Cowboys’ Nahshon Wright on this week’s block recovery, ‘This time, it was behind the line’

Nahshon Wright had his hands on a blocked punt for the second straight week. This time, the ball bounced the rookie’s- and Dallas’s- way. | From @ToddBrock24f7

The Cowboys’ Week 10 game versus Atlanta was seen as a chance to make up for what went wrong the week before. But one key moment was practically an instant replay for rookie cornerback Nahshon Wright.

Last Sunday, Wright was the victim of a bad bounce and a seldom-seen rule on a blocked punt, inadvertently giving the ball back to Denver with a new set of downs. Seven days later, the Cowboys special teams unit broke through to block another punt, and the aptly-named third-round draft pick once again found himself in just the Wright place at just the Wright moment.

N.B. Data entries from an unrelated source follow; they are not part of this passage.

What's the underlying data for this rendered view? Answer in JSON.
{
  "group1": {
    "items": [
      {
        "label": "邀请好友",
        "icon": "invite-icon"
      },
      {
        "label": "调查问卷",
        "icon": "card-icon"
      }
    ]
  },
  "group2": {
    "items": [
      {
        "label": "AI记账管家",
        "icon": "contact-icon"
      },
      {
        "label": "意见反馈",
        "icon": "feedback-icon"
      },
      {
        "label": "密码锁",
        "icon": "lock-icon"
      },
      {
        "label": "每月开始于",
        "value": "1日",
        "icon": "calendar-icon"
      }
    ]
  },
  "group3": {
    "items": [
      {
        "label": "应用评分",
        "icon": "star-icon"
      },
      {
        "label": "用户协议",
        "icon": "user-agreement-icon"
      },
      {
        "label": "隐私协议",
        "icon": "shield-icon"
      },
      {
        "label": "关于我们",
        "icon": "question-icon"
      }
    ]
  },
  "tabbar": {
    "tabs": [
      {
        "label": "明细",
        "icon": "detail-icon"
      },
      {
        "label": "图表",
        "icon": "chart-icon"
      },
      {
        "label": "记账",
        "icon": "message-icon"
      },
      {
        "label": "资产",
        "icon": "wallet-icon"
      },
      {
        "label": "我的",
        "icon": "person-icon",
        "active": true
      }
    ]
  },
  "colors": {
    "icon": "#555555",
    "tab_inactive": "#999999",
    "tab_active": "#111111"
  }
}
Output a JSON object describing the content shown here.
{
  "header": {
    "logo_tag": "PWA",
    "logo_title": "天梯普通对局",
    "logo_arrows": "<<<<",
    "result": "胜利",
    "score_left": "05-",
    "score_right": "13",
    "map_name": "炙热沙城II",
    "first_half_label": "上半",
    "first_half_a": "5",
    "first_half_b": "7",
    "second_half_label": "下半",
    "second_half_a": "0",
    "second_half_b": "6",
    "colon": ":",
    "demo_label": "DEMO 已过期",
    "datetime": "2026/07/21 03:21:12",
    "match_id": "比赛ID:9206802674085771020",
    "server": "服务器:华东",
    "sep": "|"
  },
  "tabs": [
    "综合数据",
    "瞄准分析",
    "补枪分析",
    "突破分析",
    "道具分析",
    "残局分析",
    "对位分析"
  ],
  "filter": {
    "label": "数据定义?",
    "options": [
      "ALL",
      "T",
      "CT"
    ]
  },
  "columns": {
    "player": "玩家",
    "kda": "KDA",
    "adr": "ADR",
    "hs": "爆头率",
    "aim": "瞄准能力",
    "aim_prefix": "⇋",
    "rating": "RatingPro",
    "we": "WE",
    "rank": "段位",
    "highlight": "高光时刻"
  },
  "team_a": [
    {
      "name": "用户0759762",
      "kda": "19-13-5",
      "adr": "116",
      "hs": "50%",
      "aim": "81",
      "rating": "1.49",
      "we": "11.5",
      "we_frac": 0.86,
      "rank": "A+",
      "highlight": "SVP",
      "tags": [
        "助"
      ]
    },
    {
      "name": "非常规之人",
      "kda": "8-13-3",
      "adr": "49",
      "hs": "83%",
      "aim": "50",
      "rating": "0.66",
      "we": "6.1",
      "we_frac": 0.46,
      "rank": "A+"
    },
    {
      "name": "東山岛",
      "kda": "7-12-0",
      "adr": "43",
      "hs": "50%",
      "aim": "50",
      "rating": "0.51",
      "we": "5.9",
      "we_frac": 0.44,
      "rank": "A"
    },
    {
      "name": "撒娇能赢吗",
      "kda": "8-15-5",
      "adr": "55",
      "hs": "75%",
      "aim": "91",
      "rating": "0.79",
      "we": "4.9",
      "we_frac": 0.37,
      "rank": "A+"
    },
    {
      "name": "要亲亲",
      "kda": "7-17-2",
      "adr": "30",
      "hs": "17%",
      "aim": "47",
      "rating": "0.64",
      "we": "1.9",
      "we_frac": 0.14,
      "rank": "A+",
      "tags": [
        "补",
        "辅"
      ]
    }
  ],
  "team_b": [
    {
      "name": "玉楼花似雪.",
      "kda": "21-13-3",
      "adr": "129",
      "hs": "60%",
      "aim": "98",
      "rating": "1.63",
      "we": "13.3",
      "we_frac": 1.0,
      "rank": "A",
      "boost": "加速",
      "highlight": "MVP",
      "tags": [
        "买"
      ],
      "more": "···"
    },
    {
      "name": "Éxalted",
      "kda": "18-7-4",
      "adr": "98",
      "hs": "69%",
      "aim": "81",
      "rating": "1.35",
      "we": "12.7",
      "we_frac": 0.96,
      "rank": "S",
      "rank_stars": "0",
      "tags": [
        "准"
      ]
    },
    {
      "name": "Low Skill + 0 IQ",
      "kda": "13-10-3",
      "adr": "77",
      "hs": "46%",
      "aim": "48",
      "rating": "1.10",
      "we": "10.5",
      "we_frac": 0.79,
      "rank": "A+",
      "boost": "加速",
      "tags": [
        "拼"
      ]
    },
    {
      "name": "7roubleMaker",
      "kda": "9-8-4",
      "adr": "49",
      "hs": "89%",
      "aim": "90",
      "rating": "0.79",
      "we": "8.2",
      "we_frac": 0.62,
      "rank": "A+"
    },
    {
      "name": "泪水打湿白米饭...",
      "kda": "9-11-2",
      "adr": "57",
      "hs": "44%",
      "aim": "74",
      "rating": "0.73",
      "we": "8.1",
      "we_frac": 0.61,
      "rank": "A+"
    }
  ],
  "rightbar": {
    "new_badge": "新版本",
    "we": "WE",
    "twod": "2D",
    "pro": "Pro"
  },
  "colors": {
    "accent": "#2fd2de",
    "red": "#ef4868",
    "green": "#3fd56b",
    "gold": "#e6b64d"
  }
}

“Great play by D.A. [Dorance Armstrong, who made the block], and again, I was able to see it get blocked. This time, it was behind the line of scrimmage, going towards the end zone,” Wright told reporters after the decisive 43-3 win. “I just jumped on it.”

The 23-year-old out secured the ball in the end zone, giving him his first career fumble recovery and his first career touchdown all in the same moment.

“I made sure I got in the end zone,” Wright told reporters, adding that it was his first time scoring since his freshman year at Laney College, the junior community college he attended before transferring to Oregon State as a sophomore.

It seems like the simplest thing, grabbing a loose football. But funny things can happen when that oblong starts ricocheting off moving bodies and solid turf. Had the ball bounced just a little differently last week, Wright might have scored then, too.

“The ball was coming my way, and I’m at the line of scrimmage,” Wright said last Sunday after being unable to find the handle on a Week 9 punt blocked by Malik Turner. “I know shouldn’t have touched it, but I was trying to scoop and score and make a play.”

The Broncos recovered that ball, and since Wright had touched it beyond the line of scrimmage, Denver was awarded possession along with a new set of downs. And the early-third-quarter moment that might have turned the tide in the rout of Dallas merely prolonged the carnage.

“No fault at all,” Turner said then, after the 30-16 Week 9 loss. “It’s all on us, and we’ll be in that position again, and it will go our way next time.”

He had no idea the “next time” would come almost exactly 168 hours later- and to the same teammate- as the Falcons attempted to stop the bleeding by flipping the field, down 28-3 as the first half was set to expire.

Armstong, in his first start for the injured Randy Gregory, burst through the Atlanta line and got to punter Dustin Colquitt’s foot almost before the football did.

“That was my first one ever,” Armstrong said of the block, “so I was pretty excited, pretty surprised. But it felt good.”

Not as good as it felt for Wright as he saw a chance to atone for his previous muff, simply by doing what he’s been doing in practice.

“Just making sure I know exactly what I need to do,” Wright explained. “Coach Bones [special team coordinator John Fassel], he encouraged me to continue to try to make plays so that way, something like this today, I’m not afraid to go and try to make a play. It was great to be out there and make that play today.”

Wright’s recovery and score capped a huge day for the Cowboys secondary. Three different defensive backs intercepted a throw, and the group logged 10 passes defensed while holding Atlanta to just 131 air yards and keeping them out of the end zone as the Cowboys completed a blowout win of their own.

“We talk about our group; we want to be a special group, on special teams or whenever we’re out there on the field. The DB’s are going to go out and represent what we stand for. I was happy for [Wright],” cornerback Jourdan Lewis said. “He stayed in the moment, he made the play. He wasn’t worried about last week. He was just worried about making the play.”

For Wright, though, that one play wasn’t just another rep.

“That might be up there. It felt good to get in the end zone.”

It had to feel even better since he had to wait a week to get there.